What I found annoying is that as Mr. Brooks chose to include Washington’s comments in the article, why did he not bother to find out if Washington held a similar policy towards black actors? Also, Brooks could have inquired if, perhaps, in the early days of Washington’s acting career when he was looking for jobs in Hollywood, was it hard for him as an African-American to find work? Were the directors, producers, casting agents, fellow white actors giving him a hard time? Or Brooks could have asked how relevant is Christianity to his life ie, if being a committed Christian has enabled him to work in Hollywood but still remain dutifully married and keep his integrity intact? Mr. Brooks could have developed this article but he chose not to, leading me to think that he was up to mischief. I wonder if he had interviewed say, Jack Nicholson, Al Pacino or Warren Beatty, whether he would have asked if they had any black actor/non-actor friends.

I don’t know Mr. Washington but reading about him over the years in not just The Guardian but other quality newspapers, he comes across as no-nonsense, committed to his family and Christianity and chooses to hang out with friends from his past. Because of the nature of being in show business, he’s probably selective about whom he chooses to be friends with, whether they are white, black, Latino etc. He describes himself as a working actor as opposed to being a celebrity and I really don’t see anything wrong with that. But judging from all the furore, it proves that still, if you are black and have two Oscars under your belt plus a ton load of money, you may not be able to make as many choices as you would like.

Malcolm Wicks – MP Croydon North West (Croydon North)

Browsing through today’s British Observer I read that Malcolm Wicks, the MP for Croydon has sadly passed away. He died of cancer on 20th September.
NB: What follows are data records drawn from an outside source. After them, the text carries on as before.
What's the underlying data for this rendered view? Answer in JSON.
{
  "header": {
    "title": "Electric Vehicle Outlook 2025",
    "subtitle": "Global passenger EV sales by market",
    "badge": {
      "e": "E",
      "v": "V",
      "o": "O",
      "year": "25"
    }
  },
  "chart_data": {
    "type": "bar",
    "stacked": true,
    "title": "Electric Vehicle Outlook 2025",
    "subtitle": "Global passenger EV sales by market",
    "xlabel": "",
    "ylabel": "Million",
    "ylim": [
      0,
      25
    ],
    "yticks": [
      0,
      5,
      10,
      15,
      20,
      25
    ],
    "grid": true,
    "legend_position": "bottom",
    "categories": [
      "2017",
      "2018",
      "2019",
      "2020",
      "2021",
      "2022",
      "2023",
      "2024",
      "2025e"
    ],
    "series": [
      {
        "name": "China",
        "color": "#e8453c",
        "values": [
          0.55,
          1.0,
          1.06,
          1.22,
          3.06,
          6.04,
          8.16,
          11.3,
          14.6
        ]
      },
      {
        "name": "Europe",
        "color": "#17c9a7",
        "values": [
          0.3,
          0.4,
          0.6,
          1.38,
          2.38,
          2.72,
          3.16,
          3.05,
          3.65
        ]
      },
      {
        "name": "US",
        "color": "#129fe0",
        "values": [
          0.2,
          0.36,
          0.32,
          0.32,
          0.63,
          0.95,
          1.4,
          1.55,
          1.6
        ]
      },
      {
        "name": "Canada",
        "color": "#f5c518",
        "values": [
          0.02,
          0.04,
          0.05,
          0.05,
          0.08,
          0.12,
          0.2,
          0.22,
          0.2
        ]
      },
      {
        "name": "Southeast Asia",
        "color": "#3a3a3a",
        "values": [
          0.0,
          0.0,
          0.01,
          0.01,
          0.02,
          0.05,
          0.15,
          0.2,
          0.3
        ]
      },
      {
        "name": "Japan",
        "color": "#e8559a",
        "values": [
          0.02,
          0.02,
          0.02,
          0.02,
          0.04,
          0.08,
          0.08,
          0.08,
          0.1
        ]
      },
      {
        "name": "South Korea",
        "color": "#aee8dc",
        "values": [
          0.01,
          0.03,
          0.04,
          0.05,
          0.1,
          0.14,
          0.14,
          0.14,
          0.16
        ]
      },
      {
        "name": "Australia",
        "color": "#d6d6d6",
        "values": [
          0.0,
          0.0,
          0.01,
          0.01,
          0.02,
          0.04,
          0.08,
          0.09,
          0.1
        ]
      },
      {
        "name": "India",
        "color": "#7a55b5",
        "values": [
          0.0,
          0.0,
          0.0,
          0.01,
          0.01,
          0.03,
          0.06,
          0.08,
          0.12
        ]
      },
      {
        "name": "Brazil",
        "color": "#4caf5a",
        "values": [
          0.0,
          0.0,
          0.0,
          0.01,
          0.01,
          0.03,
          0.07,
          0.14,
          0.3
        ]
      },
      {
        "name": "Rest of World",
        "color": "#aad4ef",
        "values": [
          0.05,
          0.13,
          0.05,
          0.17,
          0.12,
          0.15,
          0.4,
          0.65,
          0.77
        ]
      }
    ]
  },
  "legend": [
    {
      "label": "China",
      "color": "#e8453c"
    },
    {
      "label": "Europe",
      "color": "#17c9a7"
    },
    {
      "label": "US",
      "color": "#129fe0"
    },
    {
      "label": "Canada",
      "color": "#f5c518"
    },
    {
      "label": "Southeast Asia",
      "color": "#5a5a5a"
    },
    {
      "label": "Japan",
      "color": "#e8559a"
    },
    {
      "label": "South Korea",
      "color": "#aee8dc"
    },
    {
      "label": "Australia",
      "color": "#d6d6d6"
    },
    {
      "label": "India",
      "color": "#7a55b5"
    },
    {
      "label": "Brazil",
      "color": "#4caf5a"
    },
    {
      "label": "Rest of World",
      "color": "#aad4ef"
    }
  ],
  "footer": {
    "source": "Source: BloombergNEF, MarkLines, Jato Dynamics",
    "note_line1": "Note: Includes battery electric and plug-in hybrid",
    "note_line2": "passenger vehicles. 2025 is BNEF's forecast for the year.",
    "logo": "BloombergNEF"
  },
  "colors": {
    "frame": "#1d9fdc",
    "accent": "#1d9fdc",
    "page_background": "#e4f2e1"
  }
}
There was a time I used to live in Croydon and had a problem with the headmistress of a school in the area.  My son who attended the school was wrongly accused of stealing and the head was not particularly helpful or supportive. After ringing social services, legal people etc I eventually contacted Mr. Wicks.  When I wrote the letter to Mr. Wicks, the cynical part of me was feeling it was a waste of time. Would he actually respond? About three days later I received a phone call from his secretary inviting me to meet with Mr. Wicks.  I was surprised.  I went to his office and what immediately came to mind when I met him was his genuine caring attitude. He listened to what I had to say and then apologized for what had happened and said he would write a letter to the education department to follow-up my complaint. I was really surprised.  Was this an actual MP? He completely went against the grain of what one would expect of an MP! A week following that meeting I received a letter from the educational department who said that after investigating the matter it was found that my son was wrongfully accused and apologized for the error. I wrote to Mr. Wicks thanking him for his time and effort and how we all appreciated what he had done.

My time with Mr. Wicks was short but from what I saw, he was sincere, compassionate and considerate, and he will not be forgotten.  My condolences go out to his family.